Case ID: sw2d_57/html/0139-02.html
Source: Caselaw Access Project
Author: {"author": "LATTIMORE, Judge.", "license": "Public Domain", "url": "https://static.case.law/"}
Date Created: 2024-08-24T03:29:51.129683

POLLARD v. STATE.
    No. 15854.
    Court of Criminal Appeals of Texas.
    Feb. 8, 1933.
    P. G. Stanford, of Plains, and R. L. Graves, of Brownfield, for appellant.
    Lloyd W. Davidson, State’s Atty., of Austin, for the State.
   LATTIMORE, Judge.

Conviction in the county court of misdemeanor theft; punishment, a fine of $10. .

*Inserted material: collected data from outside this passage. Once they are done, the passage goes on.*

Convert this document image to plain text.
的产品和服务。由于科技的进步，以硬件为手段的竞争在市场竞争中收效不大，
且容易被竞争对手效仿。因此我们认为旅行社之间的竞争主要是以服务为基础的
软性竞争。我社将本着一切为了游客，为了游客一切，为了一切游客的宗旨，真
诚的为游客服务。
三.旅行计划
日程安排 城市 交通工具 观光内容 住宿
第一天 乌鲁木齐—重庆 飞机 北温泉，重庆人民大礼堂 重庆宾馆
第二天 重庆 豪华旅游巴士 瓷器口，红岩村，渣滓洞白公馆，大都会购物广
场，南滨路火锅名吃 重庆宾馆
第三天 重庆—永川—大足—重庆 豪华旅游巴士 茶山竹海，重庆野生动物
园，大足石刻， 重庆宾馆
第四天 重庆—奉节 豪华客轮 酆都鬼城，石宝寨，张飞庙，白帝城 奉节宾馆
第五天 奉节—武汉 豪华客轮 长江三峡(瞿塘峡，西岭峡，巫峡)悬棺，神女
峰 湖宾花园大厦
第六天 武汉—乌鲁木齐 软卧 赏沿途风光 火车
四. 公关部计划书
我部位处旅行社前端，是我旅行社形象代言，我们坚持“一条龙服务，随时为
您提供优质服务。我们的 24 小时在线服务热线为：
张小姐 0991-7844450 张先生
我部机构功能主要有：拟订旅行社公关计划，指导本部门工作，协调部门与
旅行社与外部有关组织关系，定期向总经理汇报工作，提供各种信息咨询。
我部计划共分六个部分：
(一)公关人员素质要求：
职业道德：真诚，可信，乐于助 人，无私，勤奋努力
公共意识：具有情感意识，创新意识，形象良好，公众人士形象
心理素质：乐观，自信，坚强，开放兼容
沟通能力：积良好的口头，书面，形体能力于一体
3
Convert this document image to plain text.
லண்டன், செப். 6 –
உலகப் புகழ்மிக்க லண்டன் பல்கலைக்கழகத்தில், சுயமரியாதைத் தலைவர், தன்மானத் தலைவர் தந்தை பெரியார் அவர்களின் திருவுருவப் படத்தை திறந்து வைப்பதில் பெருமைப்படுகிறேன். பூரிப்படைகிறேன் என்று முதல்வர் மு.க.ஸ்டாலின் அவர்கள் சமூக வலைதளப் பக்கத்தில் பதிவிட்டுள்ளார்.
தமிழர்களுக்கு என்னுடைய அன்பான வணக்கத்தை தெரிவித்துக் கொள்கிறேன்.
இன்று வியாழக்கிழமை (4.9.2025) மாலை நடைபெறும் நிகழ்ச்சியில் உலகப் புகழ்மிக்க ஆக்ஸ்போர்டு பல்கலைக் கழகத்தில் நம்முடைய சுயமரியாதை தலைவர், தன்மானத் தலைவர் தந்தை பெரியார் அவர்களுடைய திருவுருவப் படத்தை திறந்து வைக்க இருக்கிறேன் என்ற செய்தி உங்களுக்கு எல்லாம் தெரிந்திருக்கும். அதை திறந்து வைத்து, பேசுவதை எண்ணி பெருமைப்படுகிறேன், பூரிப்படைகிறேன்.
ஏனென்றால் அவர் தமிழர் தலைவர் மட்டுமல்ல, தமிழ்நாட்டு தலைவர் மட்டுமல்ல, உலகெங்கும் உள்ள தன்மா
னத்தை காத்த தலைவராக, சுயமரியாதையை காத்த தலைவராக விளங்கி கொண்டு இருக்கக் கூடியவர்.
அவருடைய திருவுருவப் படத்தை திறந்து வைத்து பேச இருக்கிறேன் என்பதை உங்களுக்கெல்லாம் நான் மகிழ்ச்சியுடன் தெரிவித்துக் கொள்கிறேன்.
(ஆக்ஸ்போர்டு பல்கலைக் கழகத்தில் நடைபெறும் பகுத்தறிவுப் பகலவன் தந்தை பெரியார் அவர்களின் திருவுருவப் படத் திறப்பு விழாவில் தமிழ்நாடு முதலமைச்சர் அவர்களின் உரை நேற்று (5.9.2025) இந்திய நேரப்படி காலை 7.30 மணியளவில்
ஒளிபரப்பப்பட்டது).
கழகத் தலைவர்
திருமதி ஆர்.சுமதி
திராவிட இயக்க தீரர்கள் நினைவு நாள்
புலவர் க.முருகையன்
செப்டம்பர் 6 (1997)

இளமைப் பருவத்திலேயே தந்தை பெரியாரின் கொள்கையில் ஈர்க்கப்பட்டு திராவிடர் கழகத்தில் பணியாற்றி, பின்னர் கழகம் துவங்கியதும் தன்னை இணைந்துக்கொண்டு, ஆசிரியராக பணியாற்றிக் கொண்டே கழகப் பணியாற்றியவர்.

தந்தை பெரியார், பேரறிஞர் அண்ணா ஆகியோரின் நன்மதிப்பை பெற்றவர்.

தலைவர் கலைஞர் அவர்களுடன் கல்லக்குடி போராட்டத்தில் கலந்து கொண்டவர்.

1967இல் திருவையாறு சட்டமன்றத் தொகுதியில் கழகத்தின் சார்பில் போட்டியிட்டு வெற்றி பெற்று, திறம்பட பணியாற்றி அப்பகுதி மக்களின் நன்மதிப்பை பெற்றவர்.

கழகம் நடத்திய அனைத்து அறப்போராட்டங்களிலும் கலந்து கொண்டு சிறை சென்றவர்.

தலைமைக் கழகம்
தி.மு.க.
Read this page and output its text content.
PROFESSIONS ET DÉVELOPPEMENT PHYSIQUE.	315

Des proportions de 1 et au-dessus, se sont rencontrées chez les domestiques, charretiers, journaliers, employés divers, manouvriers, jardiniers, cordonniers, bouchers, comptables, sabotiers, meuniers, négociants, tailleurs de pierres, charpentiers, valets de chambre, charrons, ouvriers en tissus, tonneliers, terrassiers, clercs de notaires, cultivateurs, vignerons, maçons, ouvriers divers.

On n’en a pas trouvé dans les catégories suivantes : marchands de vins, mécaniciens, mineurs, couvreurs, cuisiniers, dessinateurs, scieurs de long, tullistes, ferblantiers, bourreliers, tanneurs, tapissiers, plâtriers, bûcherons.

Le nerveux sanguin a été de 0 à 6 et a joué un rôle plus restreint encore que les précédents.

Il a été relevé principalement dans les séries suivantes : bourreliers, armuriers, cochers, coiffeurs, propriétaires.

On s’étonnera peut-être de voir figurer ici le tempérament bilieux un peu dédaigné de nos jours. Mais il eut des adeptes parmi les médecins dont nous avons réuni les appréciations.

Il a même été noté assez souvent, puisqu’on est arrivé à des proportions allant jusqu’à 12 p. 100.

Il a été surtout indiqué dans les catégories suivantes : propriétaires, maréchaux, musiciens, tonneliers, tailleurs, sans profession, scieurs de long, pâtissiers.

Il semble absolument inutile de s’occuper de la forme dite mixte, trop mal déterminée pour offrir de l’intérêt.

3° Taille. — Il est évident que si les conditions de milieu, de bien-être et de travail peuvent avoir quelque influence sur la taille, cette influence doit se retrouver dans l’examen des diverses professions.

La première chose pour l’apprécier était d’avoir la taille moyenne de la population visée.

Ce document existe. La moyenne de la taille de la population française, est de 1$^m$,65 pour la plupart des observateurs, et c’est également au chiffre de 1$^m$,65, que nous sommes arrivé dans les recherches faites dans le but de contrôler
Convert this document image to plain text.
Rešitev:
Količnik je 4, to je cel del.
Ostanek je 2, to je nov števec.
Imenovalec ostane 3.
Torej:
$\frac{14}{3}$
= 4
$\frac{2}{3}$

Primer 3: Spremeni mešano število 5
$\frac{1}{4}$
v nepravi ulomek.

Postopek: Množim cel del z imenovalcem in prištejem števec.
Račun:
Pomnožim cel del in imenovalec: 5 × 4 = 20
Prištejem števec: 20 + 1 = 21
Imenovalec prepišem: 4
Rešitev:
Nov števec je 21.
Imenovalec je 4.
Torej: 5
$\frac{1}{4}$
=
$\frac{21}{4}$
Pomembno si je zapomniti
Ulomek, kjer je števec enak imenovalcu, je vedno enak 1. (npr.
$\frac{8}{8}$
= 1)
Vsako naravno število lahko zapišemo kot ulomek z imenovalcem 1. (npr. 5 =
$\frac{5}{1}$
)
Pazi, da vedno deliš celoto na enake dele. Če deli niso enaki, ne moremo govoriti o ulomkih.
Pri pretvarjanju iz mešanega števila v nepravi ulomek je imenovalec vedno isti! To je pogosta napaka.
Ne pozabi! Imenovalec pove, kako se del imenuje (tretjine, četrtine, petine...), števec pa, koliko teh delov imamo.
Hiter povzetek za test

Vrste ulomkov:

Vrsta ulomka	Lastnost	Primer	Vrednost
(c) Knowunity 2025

We are met at the beginning of our consideration of this case with the fact that the record contains no information. We find two copies of complaints, but, if there was any information presented, same is omitted from the transcript. All prosecutions originating in county courts for violations of criminal statutes are necessarily by information supported by a valid complaint. We uniformly hold that, if the information be not copied in the transcript, the ease must be reversed. Etheridge v. State, 76 Tex. Cr. R. 41, 172 S. W. 784; Id., 76 Tex. Cr. R. 43, 172 S.W. 786; Id., 76 Tex. Cr. R. 473, 175 S. W. 702. In the last-mentioned case many authorities are cited appearing in Branch’s Annotated P. O. § 520, supporting the proposition that, in a prosecution for a misdemeanor in the county courts, there must be an information which is based upon a complaint, and that, when there is no information, such prosecution cannot be maintained. It is possible that there was a proper information, and that same has been omitted from the record through inadvertence, and, if so, this' error can be corrected upon motion for rehearing. The prosecution will not be ordered dismissed, because, if there was a valid complaint originally filed in the county court, there can still be filed a valid information predicated on such complaint.

Eor the absence of an information, the judgment will be reversed and the cause remanded.